Frantowski amiably searches for the right word or phrase to describe something, Prazoff delivers some snappy irreverent zinger, and then Addelman calmly synthesizes it all.
If you're a fan of indie comedy or even local music, you've probably seen one or two of them before. Prazoff and Frantowski are part of the Sunday Night Live crew, the Sketchersons, they've all performed at the Loner Show, and Addelman co-hosts the Backasswards show of music and comedy at Grossman's and was a nominee in last year's Cream Of Comedy competition for the best up-and-comers.
"That," says Prazoff, "was one of those make-or-break moments for us, because Inessa and I were on the short list. No one deserved it more than Rebecca. It could have been the point where we decided we hated each other." Pause. "I don't hate them yet."
The trio are being coy about their Drake show, saying only that they're launching a new Web series.
"We're riding the digital revolution," says Addelman in mock-ironic fashion.
"Everybody lost their crap over Bridezilla, and that interests us," says Prazoff. "We want to ride that fine line of using the Internet to our advantage by promoting ourselves but also point out how weird this all is. I mean, those Bridezilla girls were on Jimmy Kimmel!"
Life as a so-called alternative comic can be challenging. The usual milestones that a typical Canadian stand-up or sketch comic aims for - headlining at Yuk's or the Laugh Resort, making Second City mainstage, getting that Comedy Now special - don't always apply.
"We want to do things our own way," says Prazoff, while Frantowski points out that video and the Internet provide a terrific alternative (and relatively cheap) venue. Hence the Web series.
Google any of them and you'll come up with a half-dozen comedy shorts, including one in which Prazoff apologizes for winning the MTV Canada "Yo Mama!" contest, one in which Frantowski and Addelman shower together and another in which Addelman earnestly contributes to awareness about Darfur by exposing her breasts (cleverly hidden by a banner).

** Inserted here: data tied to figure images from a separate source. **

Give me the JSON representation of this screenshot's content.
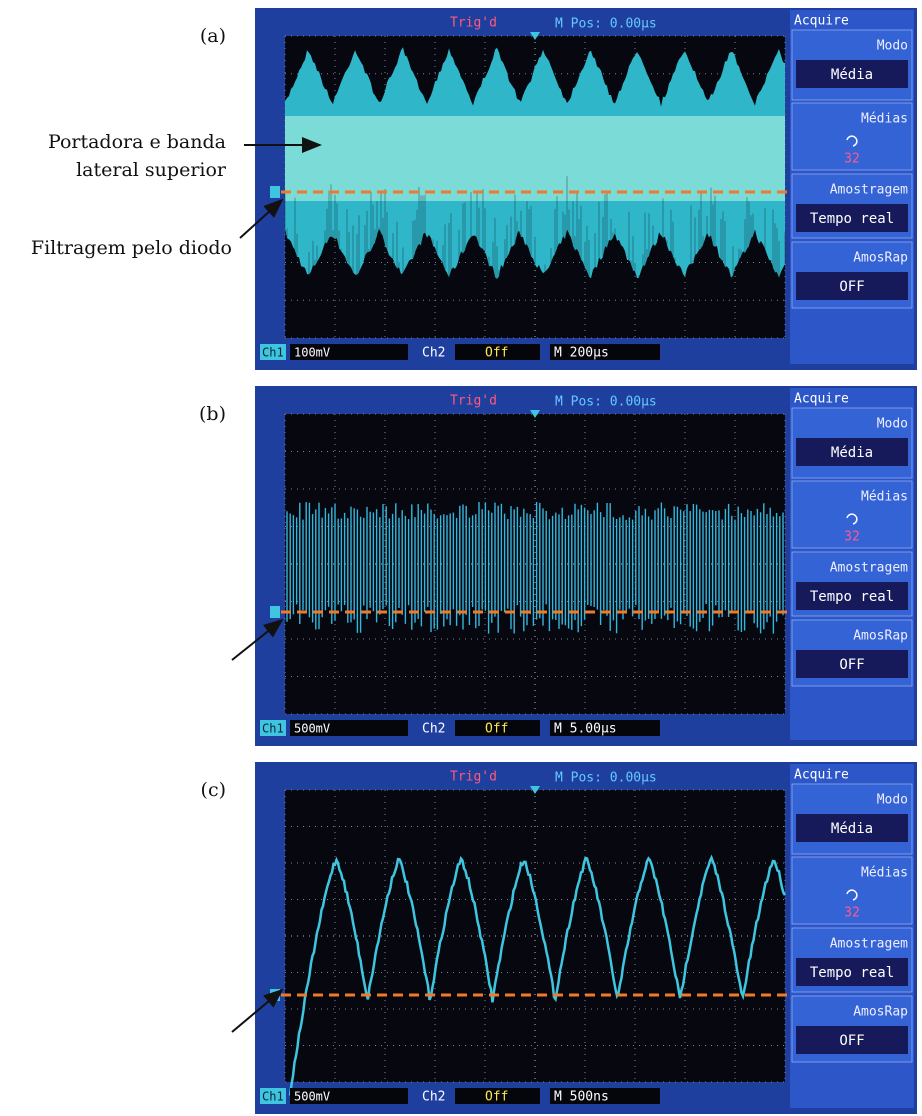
{
  "panels": [
    {
      "label": "(a)",
      "trigger": "Trig'd",
      "position": "M Pos: 0.00µs",
      "menu": {
        "title": "Acquire",
        "items": [
          {
            "label": "Modo",
            "value": "Média"
          },
          {
            "label": "Médias",
            "value": "32"
          },
          {
            "label": "Amostragem",
            "value": "Tempo real"
          },
          {
            "label": "AmosRap",
            "value": "OFF"
          }
        ]
      },
      "status": {
        "ch1_label": "Ch1",
        "ch1": "100mV",
        "ch2_label": "Ch2",
        "ch2": "Off",
        "time": "M 200µs"
      }
    },
    {
      "label": "(b)",
      "trigger": "Trig'd",
      "position": "M Pos: 0.00µs",
      "menu": {
        "title": "Acquire",
        "items": [
          {
            "label": "Modo",
            "value": "Média"
          },
          {
            "label": "Médias",
            "value": "32"
          },
          {
            "label": "Amostragem",
            "value": "Tempo real"
          },
          {
            "label": "AmosRap",
            "value": "OFF"
          }
        ]
      },
      "status": {
        "ch1_label": "Ch1",
        "ch1": "500mV",
        "ch2_label": "Ch2",
        "ch2": "Off",
        "time": "M 5.00µs"
      }
    },
    {
      "label": "(c)",
      "trigger": "Trig'd",
      "position": "M Pos: 0.00µs",
      "menu": {
        "title": "Acquire",
        "items": [
          {
            "label": "Modo",
            "value": "Média"
          },
          {
            "label": "Médias",
            "value": "32"
          },
          {
            "label": "Amostragem",
            "value": "Tempo real"
          },
          {
            "label": "AmosRap",
            "value": "OFF"
          }
        ]
      },
      "status": {
        "ch1_label": "Ch1",
        "ch1": "500mV",
        "ch2_label": "Ch2",
        "ch2": "Off",
        "time": "M 500ns"
      }
    }
  ],
  "annotations": {
    "carrier": [
      "Portadora e banda",
      "lateral superior"
    ],
    "diode": "Filtragem pelo diodo"
  }
}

What makes their comedy "alternative"?
"You can only see some angry white dude talk about how shitty his wife is so many times," says Prazoff. "We blur the lines between sketch and stand-up. We use microphones, but we try to give you something you haven't seen before."
Their role models include stand-ups Sarah Silverman, Maria Bamford and close friend Nikki Payne, as well as Teresa Pavlinek, Tina Fey and Amy Sedaris.

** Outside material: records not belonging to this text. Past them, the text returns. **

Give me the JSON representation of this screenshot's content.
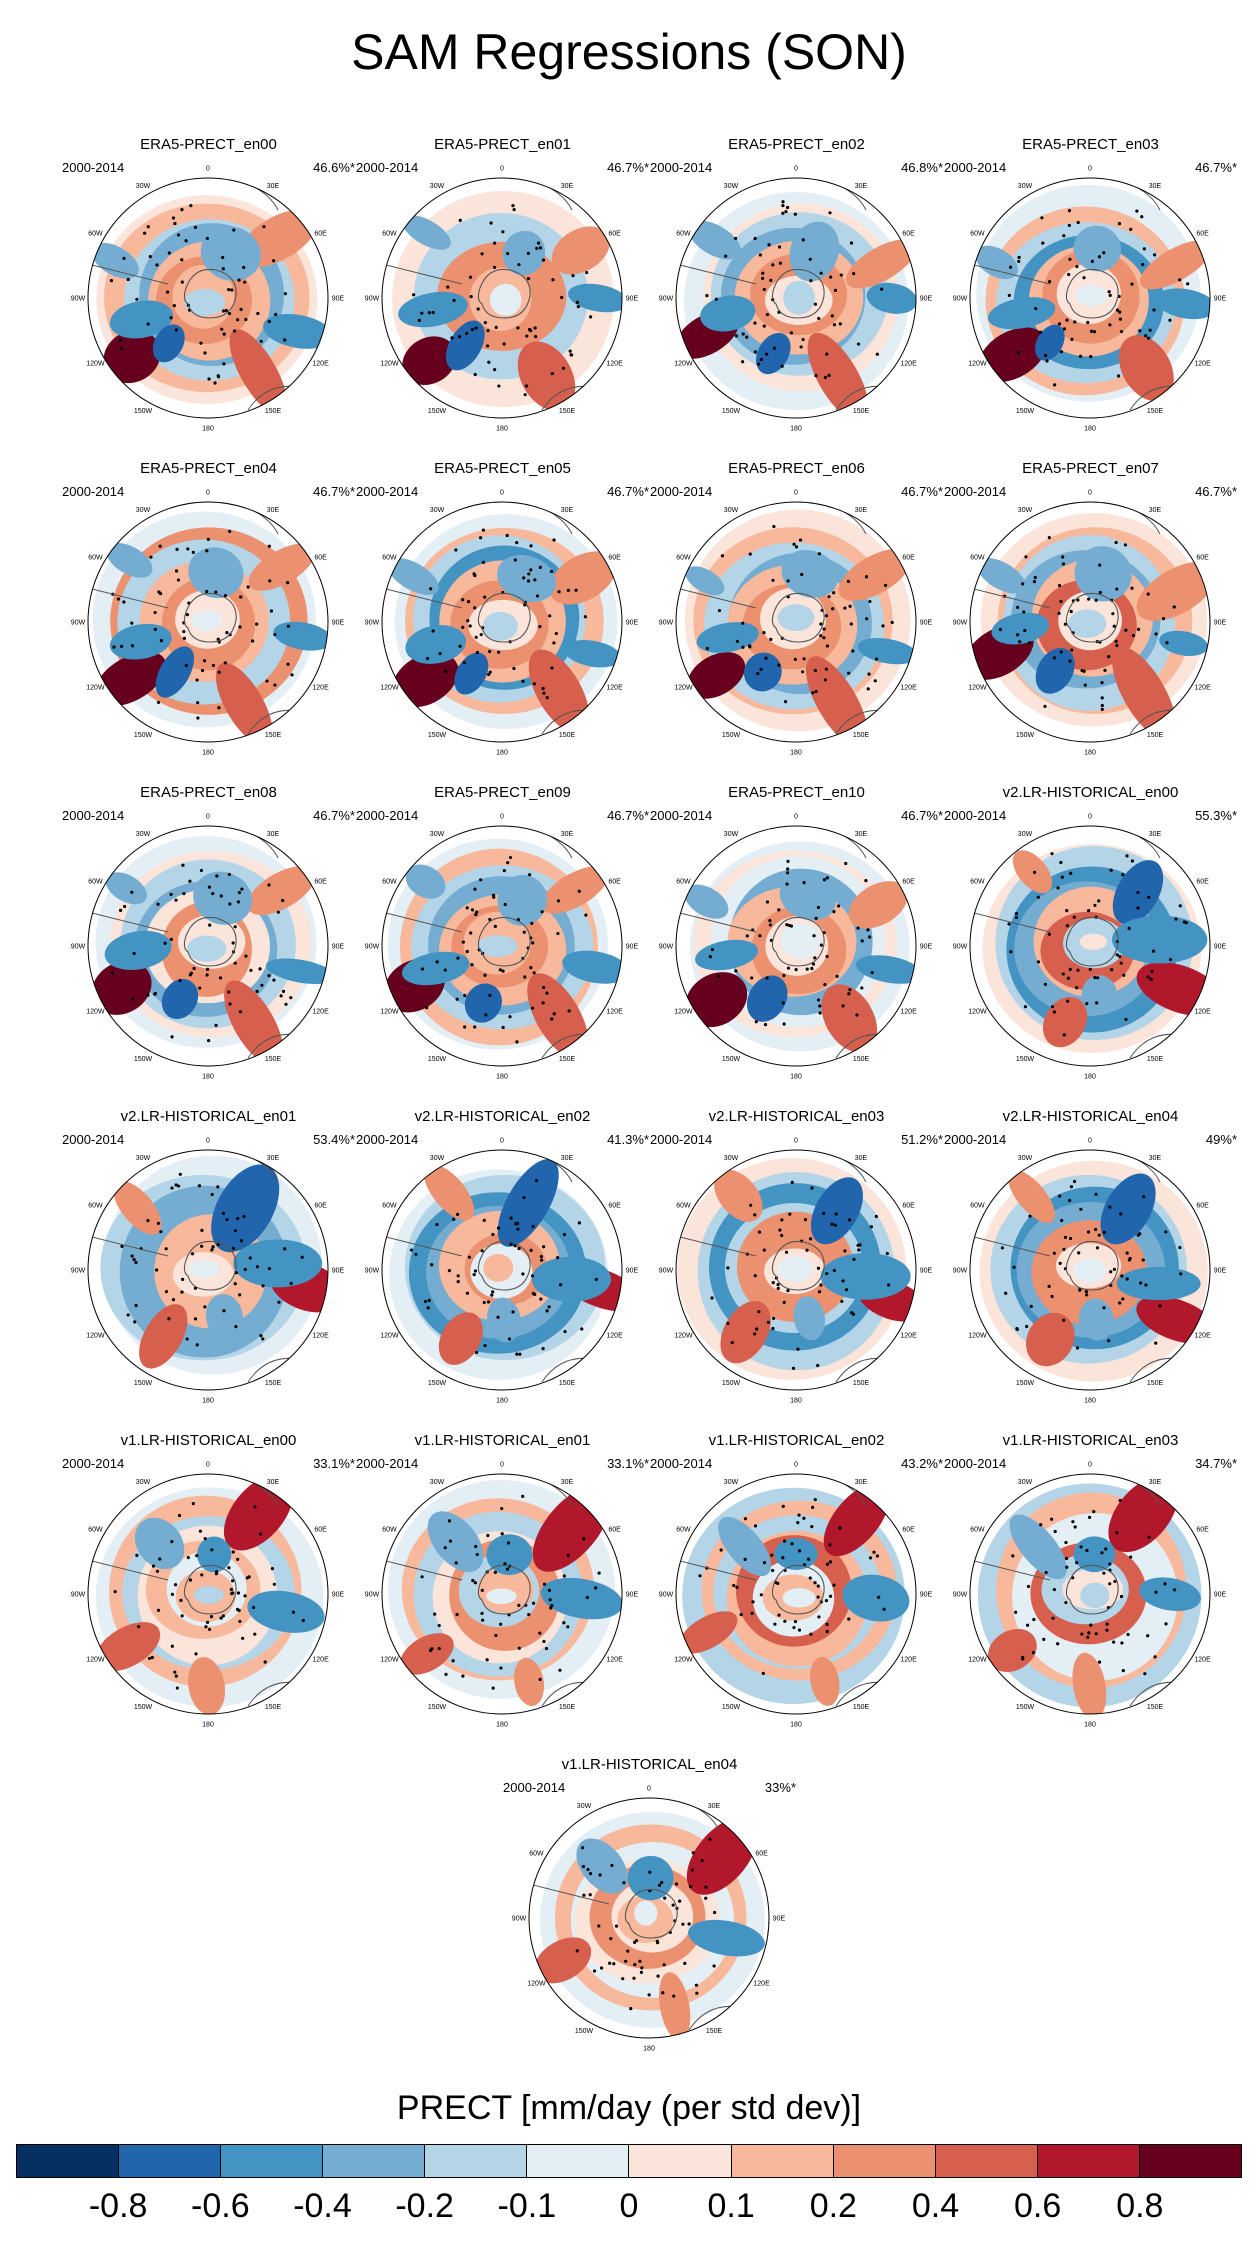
{
  "title": "SAM Regressions (SON)",
  "period": "2000-2014",
  "lon_labels": [
    "0",
    "30E",
    "60E",
    "90E",
    "120E",
    "150E",
    "180",
    "150W",
    "120W",
    "90W",
    "60W",
    "30W"
  ],
  "colors": {
    "scale": [
      "#053061",
      "#2166ac",
      "#4393c3",
      "#74add1",
      "#b4d4e7",
      "#e3eef5",
      "#fbe4da",
      "#f7b89c",
      "#ec9170",
      "#d6604d",
      "#b2182b",
      "#67001f"
    ],
    "coast": "#555555",
    "stipple": "#000000"
  },
  "panels": [
    {
      "title": "ERA5-PRECT_en00",
      "pct": "46.6%*",
      "pattern": "era5"
    },
    {
      "title": "ERA5-PRECT_en01",
      "pct": "46.7%*",
      "pattern": "era5"
    },
    {
      "title": "ERA5-PRECT_en02",
      "pct": "46.8%*",
      "pattern": "era5"
    },
    {
      "title": "ERA5-PRECT_en03",
      "pct": "46.7%*",
      "pattern": "era5"
    },
    {
      "title": "ERA5-PRECT_en04",
      "pct": "46.7%*",
      "pattern": "era5"
    },
    {
      "title": "ERA5-PRECT_en05",
      "pct": "46.7%*",
      "pattern": "era5"
    },
    {
      "title": "ERA5-PRECT_en06",
      "pct": "46.7%*",
      "pattern": "era5"
    },
    {
      "title": "ERA5-PRECT_en07",
      "pct": "46.7%*",
      "pattern": "era5"
    },
    {
      "title": "ERA5-PRECT_en08",
      "pct": "46.7%*",
      "pattern": "era5"
    },
    {
      "title": "ERA5-PRECT_en09",
      "pct": "46.7%*",
      "pattern": "era5"
    },
    {
      "title": "ERA5-PRECT_en10",
      "pct": "46.7%*",
      "pattern": "era5"
    },
    {
      "title": "v2.LR-HISTORICAL_en00",
      "pct": "55.3%*",
      "pattern": "v2"
    },
    {
      "title": "v2.LR-HISTORICAL_en01",
      "pct": "53.4%*",
      "pattern": "v2"
    },
    {
      "title": "v2.LR-HISTORICAL_en02",
      "pct": "41.3%*",
      "pattern": "v2"
    },
    {
      "title": "v2.LR-HISTORICAL_en03",
      "pct": "51.2%*",
      "pattern": "v2"
    },
    {
      "title": "v2.LR-HISTORICAL_en04",
      "pct": "49%*",
      "pattern": "v2"
    },
    {
      "title": "v1.LR-HISTORICAL_en00",
      "pct": "33.1%*",
      "pattern": "v1"
    },
    {
      "title": "v1.LR-HISTORICAL_en01",
      "pct": "33.1%*",
      "pattern": "v1"
    },
    {
      "title": "v1.LR-HISTORICAL_en02",
      "pct": "43.2%*",
      "pattern": "v1"
    },
    {
      "title": "v1.LR-HISTORICAL_en03",
      "pct": "34.7%*",
      "pattern": "v1"
    },
    {
      "title": "v1.LR-HISTORICAL_en04",
      "pct": "33%*",
      "pattern": "v1"
    }
  ],
  "colorbar": {
    "title": "PRECT [mm/day (per std dev)]",
    "labels": [
      "-0.8",
      "-0.6",
      "-0.4",
      "-0.2",
      "-0.1",
      "0",
      "0.1",
      "0.2",
      "0.4",
      "0.6",
      "0.8"
    ]
  }
}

"I also liken our trio work to the group Stella," says Addelman. "They kind of do trio stand-up. They each have their own persona, but they fit into one persona as well, and they work independently as well as together."
The "alternative" tag, however, doesn't give comics licence to say anything they like.
"I have this small window of stuff I find offensive," says Prazoff. "It's male comics talking about smelly vaginas. You know what, dude? Let me talk about that. You can talk about anything else."